Tak ada kutipan yang lebih mewakili tulisan di buku ini selain dari ungkapan Bess Myerson.
Ibarat mengendarai sepeda, kita mengayuh, mengendalikan stang, dan mengontrol rem. Ke mana sepeda akan pergi, kitalah yang mengarahkannya. Tapi benarkah hidup hanya seperti itu? Pernahkah tebersit dalam pikiran untuk mengendarai sepeda layaknya atlet-atlet parkour? Melakukan manuver atau bahkan melewati rintangan-rintangan yang tak sembarang orang mampu mengatasinya?
Seperti mengayuh sepeda, menjalani hidup pun memiliki seni tersendiri. Seni menjalani hidup adalah bagaimana menjalani hidup melewati keadaan tersulit dan mengubahnya menjadi sesuai keinginan kita. Bukan melulu menikmati kenyamanan, seni yang sebenarnya justru adalah ketika kita mampu melewati kenyataan hidup terberat dan bagaimana berdamai dengannya.

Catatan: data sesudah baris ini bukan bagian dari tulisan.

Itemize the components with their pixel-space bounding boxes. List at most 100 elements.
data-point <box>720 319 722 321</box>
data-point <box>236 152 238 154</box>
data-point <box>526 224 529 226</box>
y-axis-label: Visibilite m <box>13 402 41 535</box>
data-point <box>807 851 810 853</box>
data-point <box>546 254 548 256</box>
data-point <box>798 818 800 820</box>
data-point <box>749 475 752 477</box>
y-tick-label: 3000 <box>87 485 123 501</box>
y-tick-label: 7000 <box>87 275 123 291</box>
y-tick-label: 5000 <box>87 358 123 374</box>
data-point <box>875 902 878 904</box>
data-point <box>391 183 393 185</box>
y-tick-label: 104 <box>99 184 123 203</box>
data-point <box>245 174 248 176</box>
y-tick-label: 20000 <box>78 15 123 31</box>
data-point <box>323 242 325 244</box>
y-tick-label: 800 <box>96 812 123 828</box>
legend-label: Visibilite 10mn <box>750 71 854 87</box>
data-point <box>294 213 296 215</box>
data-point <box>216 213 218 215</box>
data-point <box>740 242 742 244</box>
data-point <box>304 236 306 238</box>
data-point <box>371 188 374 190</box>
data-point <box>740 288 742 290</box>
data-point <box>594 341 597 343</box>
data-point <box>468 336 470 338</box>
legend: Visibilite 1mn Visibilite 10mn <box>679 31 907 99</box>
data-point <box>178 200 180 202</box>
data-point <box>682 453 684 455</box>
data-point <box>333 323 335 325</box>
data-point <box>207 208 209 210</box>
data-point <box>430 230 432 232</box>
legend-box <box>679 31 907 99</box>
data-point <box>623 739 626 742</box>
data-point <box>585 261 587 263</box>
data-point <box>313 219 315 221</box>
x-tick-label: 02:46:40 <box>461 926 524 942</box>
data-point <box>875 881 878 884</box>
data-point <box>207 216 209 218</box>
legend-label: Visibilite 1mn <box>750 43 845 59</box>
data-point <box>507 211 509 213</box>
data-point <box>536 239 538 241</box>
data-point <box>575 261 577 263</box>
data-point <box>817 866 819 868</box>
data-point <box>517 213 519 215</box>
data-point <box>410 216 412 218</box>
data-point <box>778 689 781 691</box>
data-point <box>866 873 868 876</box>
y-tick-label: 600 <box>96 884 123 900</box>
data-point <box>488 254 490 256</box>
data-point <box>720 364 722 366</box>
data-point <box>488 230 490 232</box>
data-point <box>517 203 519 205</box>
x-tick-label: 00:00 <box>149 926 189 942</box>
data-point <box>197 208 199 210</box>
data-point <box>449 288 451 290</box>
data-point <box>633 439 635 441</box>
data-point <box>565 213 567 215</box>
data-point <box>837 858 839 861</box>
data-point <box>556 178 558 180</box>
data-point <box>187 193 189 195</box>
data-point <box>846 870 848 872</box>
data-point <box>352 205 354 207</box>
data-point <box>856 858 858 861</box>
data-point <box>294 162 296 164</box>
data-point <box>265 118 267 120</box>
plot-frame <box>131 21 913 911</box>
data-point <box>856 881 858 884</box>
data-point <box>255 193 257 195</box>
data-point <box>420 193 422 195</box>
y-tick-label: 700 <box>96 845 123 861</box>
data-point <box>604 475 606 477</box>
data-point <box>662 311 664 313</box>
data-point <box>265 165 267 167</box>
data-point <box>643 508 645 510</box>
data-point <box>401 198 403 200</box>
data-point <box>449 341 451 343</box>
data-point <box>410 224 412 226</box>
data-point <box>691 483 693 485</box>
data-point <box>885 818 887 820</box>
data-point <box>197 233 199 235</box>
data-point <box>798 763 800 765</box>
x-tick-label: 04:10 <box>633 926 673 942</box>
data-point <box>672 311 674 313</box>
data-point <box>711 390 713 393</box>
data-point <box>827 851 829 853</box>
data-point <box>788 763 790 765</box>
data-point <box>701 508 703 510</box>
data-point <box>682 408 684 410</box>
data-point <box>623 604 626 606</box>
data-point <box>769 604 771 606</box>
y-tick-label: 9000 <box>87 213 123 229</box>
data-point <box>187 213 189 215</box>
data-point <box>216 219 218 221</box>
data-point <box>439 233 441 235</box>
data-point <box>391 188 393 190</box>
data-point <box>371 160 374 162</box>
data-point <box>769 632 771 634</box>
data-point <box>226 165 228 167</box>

Dewi Indra Puspitasari, mantan wartawan kelahiran Surabaya, 24 Desember ini juga merupakan lulusan jurusan Sosiologi, Universitas Airlangga, Surabaya. Dirinya pernah bekerja sebagai wartawan di kota-kota besar di Indonesia. Dalam beberapa tahun terakhir, dia sibuk menulis lepas sebagai pekerjaan utamanya. Motonya adalah untuk menjaga otaknya tetap subversif. Dua tahun ini dia sibuk menulis psikologi, dan dia ingin terus berkontribusi di dunia psikologi populer dan motivasi. Karyanya yang fenomenal di antaranya adalah: Super Leader from Earth (2016), The Art of Life (2017), Infinite Power (2017), Diamond Thinker (2017), The Amazing Habits (2017), dan Berdamai dengan Kegagalan (2018).